Interactive maps described as a "scientific benchmark" have revealed the vast continent beneath New Zealand as it's never been seen before.
While scientists have known about it for decades, it's only been in recent years that Zealandia has been publicly recognised as the planet's youngest, smallest, thinnest and most submerged continent.
At one relatively brief point in the Earth's history, its sprawling mass once stood above the waves, dispersing animals and plants from here to New Caledonia and the east of Australia.
Most groups of dinosaurs, including the towering titanosaurs, roamed its rolling, mountainless, low-lying landscape.
Today, 94 per cent of Zealandia lies underwater – if we drained the oceans, we could see it unfurling some 4.9 million sq km across the South Pacific.
The maps cover both bathymetry – or the shape of the ocean floor – along with the continent's tectonic origins.
When that vast supercontinent of Gondwanaland broke up into five continent-sized pieces, it created South America, Africa, Antarctica, India, Australia – and Zealandia.
This happened progressively from 150 to 50 million years ago, somewhat like a reverse jigsaw puzzle, but leaving buried clues to help geologists piece it back together.
One giveaway was Zealandia's geology, with its older foundations of granites and greywackes, and cover of younger sedimentary and volcanic rocks, which was strikingly similar to that of its former neighbours Australia and Antarctica.
The time-frame of Zealandia's separation from Gondwana, and eventual plunge into the ocean, has been revised as new geological evidence has come to light.
This has told us that for at least 400 million years, up to about 100 million years ago, the Pacific Plate was subducting beneath Gondwana's eastern edge.
Sediments piled up along the margin of the continent and became crumpled and deformed as they were squeezed into greywacke and schist by the colliding plates.

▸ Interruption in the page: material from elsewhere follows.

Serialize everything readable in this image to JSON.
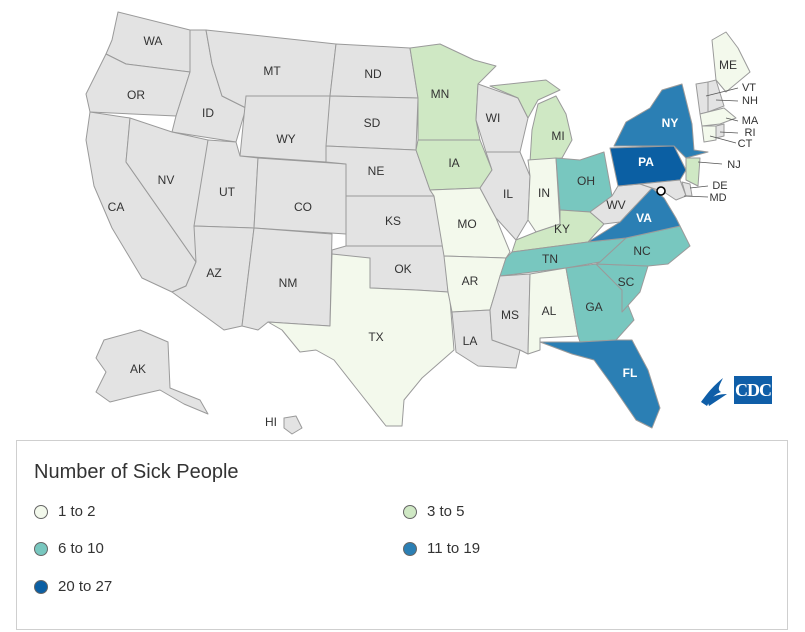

About 100 million years ago, the tectonic situation changed again, when Gondwana was stretched and rifted, eventually separating off a large fragment that became Zealandia.
First, it was all land, but then it slowly sank as the Tasman Sea grew, and it continued to be stretched and thinned until about 25 million years ago, when it was mostly under the sea.
Whether all of it fell below the surface has long been historically debated by scientists, but fossil evidence and living enigmas such as tuatara and kauri suggest that some small Zealandia islands survived the great drowning.
And even if just 1 per cent of Zealandia stayed dry, that would still represent more than 2500 sq km - an area scientists have pointed out is well over 1000 times the surface area of Stephen's Island, where more than 30,000 tuatara currently live.
Studying modern-day Zealandia was difficult for the obvious reason that most of it lies more than a kilometre below the sea – but the new maps have helped demystify Zealandia.
"These maps are a scientific benchmark – but they're also more than that," geologist Dr Nick Mortimer said.
"They're a way of communicating our work to our colleagues, stakeholders, educators and the public.
"We've made these maps to provide an accurate, complete and up-to-date picture of the geology of the New Zealand and southwest Pacific area – better than we have had before.
"Their value is that they provide a fresh context in which to explain and understand the setting of New Zealand's volcanoes, plate boundary and sedimentary basins."
Programme leader Vaughan Stagpoole said the website provided the perfect way for users to explore geoscience data from their homes.
"Users can zoom and pan around different thematic geoscience webmaps of the region," he said.
"They can readily view and interrogate the maps and turn layers on or off. They can also query features in the layers and generate custom maps of their own."